Enabled Support For:

Preprocessing Methods

  • "baseline" (Weighted least squares baseline correction): Matlab, Python. Currently not supported by XML-Java or XML-C# Interpreter
  • "whittaker" (Whittaker baseline correction): Matlab, Python, XML. Supported by Java and C# Interpreters

Model Types

  • LWR: Matlab, Python
  • CLSTI: Matlab, Python, XML - Java

Implementations

Matlab and Python methods are included in files evriMEaddon.m and evriMEaddon.py available in the supplied evrimeaddon folder. Java and CSharp methods are included in the supplied MEInterpreter\Java\javainterpreter.jar. and MEInterpreter\CSharp\bin\Release\ModelExporterInterpreter.dll.

Examples

For example, in an exported model calling for Whittaker baseline correction, the following code is generated defining the parameters for the preprocessing algorithm (following examples in MATLAB code):

whittakerOPS.lambda = 100;
whittakerOPS.p = 0.001;
whittakerOPS.maxiter = 100;
whittakerOPS.maxtime = 600;

The baseline correction is performed with the following command:

x = evriMEaddon('evriMEwhittaker', x, whittakerOPS);

The syntax will always consist of calling the library

evriMEaddon

and the argument list consists of

  • the name of the module
  • the variable containing the data
  • any additional parameters (for example, weight least squares baseline correction uses the axis scale from mode 2 of the data)
  • an options structure (MATLAB)/dictionary (Python) containing the necessary parameters for applying the algorithm

Note that these commands will be generated automatically by Model_Exporter, so no further modification is needed on the part of the user.

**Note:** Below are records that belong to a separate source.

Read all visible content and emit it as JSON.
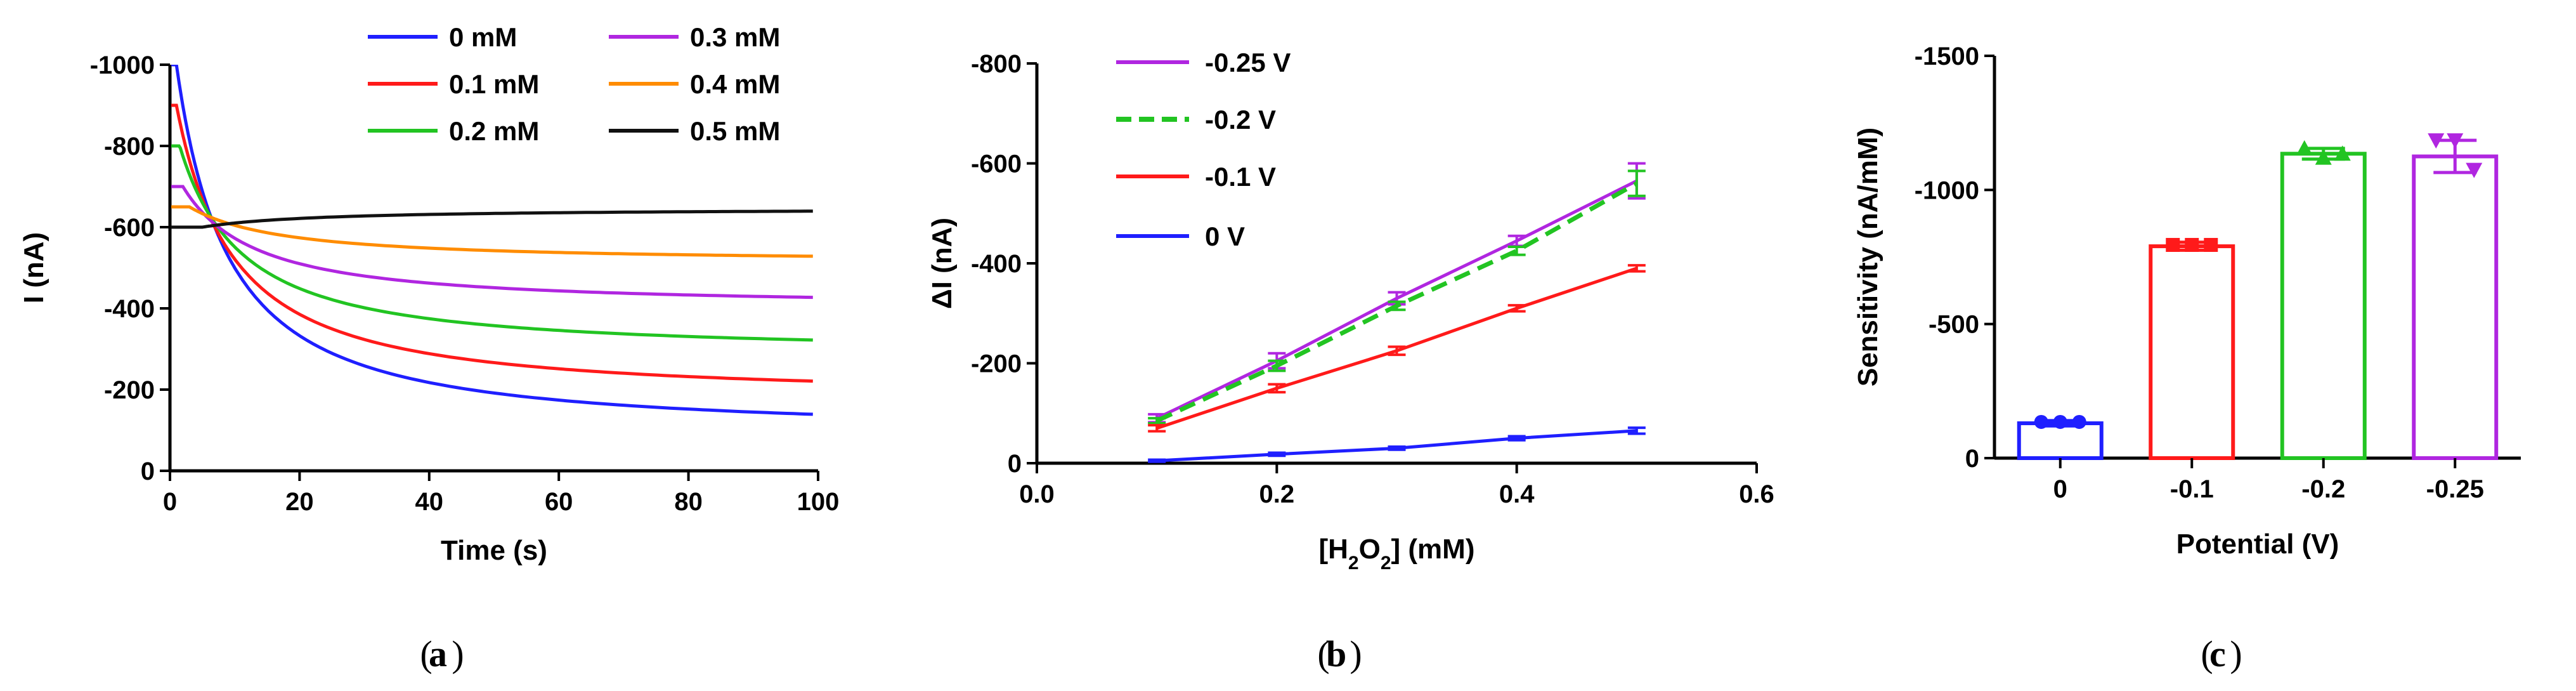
{
  "chart_data": [
    {
      "panel": "a",
      "type": "line",
      "panel_label": "a",
      "xlabel": "Time (s)",
      "ylabel": "I (nA)",
      "xlim": [
        0,
        100
      ],
      "ylim": [
        0,
        -1000
      ],
      "xticks": [
        0,
        20,
        40,
        60,
        80,
        100
      ],
      "yticks": [
        0,
        -200,
        -400,
        -600,
        -800,
        -1000
      ],
      "series": [
        {
          "name": "0 mM",
          "color": "#1f1fff",
          "steady": -93,
          "amp": -1000,
          "tau": 10,
          "t0": 1
        },
        {
          "name": "0.1 mM",
          "color": "#ff1a1a",
          "steady": -180,
          "amp": -900,
          "tau": 11,
          "t0": 1
        },
        {
          "name": "0.2 mM",
          "color": "#22c422",
          "steady": -290,
          "amp": -800,
          "tau": 12,
          "t0": 1.5
        },
        {
          "name": "0.3 mM",
          "color": "#b026e0",
          "steady": -405,
          "amp": -700,
          "tau": 14,
          "t0": 2
        },
        {
          "name": "0.4 mM",
          "color": "#ff8c00",
          "steady": -515,
          "amp": -650,
          "tau": 18,
          "t0": 3
        },
        {
          "name": "0.5 mM",
          "color": "#111111",
          "steady": -645,
          "amp": -600,
          "tau": 22,
          "t0": 5
        }
      ]
    },
    {
      "panel": "b",
      "type": "line",
      "panel_label": "b",
      "xlabel_parts": [
        "[H",
        "2",
        "O",
        "2",
        "] (mM)"
      ],
      "ylabel": "ΔI (nA)",
      "xlim": [
        0.0,
        0.6
      ],
      "ylim": [
        0,
        -800
      ],
      "xticks": [
        0.0,
        0.2,
        0.4,
        0.6
      ],
      "xtick_labels": [
        "0.0",
        "0.2",
        "0.4",
        "0.6"
      ],
      "yticks": [
        0,
        -200,
        -400,
        -600,
        -800
      ],
      "x": [
        0.1,
        0.2,
        0.3,
        0.4,
        0.5
      ],
      "series": [
        {
          "name": "-0.25 V",
          "color": "#b026e0",
          "dashed": false,
          "values": [
            -90,
            -205,
            -330,
            -445,
            -565
          ],
          "errors": [
            8,
            15,
            12,
            10,
            35
          ]
        },
        {
          "name": "-0.2 V",
          "color": "#22c422",
          "dashed": true,
          "values": [
            -85,
            -195,
            -315,
            -425,
            -560
          ],
          "errors": [
            5,
            10,
            8,
            8,
            25
          ]
        },
        {
          "name": "-0.1 V",
          "color": "#ff1a1a",
          "dashed": false,
          "values": [
            -70,
            -150,
            -225,
            -310,
            -390
          ],
          "errors": [
            6,
            8,
            8,
            6,
            6
          ]
        },
        {
          "name": "0 V",
          "color": "#1f1fff",
          "dashed": false,
          "values": [
            -5,
            -18,
            -30,
            -50,
            -65
          ],
          "errors": [
            2,
            3,
            3,
            4,
            6
          ]
        }
      ]
    },
    {
      "panel": "c",
      "type": "bar",
      "panel_label": "c",
      "xlabel": "Potential (V)",
      "ylabel": "Sensitivity (nA/mM)",
      "ylim": [
        0,
        -1500
      ],
      "yticks": [
        0,
        -500,
        -1000,
        -1500
      ],
      "categories": [
        "0",
        "-0.1",
        "-0.2",
        "-0.25"
      ],
      "values": [
        -130,
        -790,
        -1135,
        -1125
      ],
      "errors": [
        10,
        15,
        20,
        60
      ],
      "points": [
        [
          -135,
          -135,
          -135
        ],
        [
          -795,
          -795,
          -795
        ],
        [
          -1155,
          -1120,
          -1135
        ],
        [
          -1185,
          -1185,
          -1075
        ]
      ],
      "colors": [
        "#1f1fff",
        "#ff1a1a",
        "#22c422",
        "#b026e0"
      ]
    }
  ]
}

The files evriMEaddon.m and evriMEaddon.py may be found in the folder "evrimeaddon" under the main installation folder for Model_Exporter. During deployment, these files need to be accessible within the environment of the exported model code. In the case of Python, the evriMEaddon function needs to be imported within the application via

from evriMEaddon import evriMEaddon

or add evriMEaddon.py to the Python path.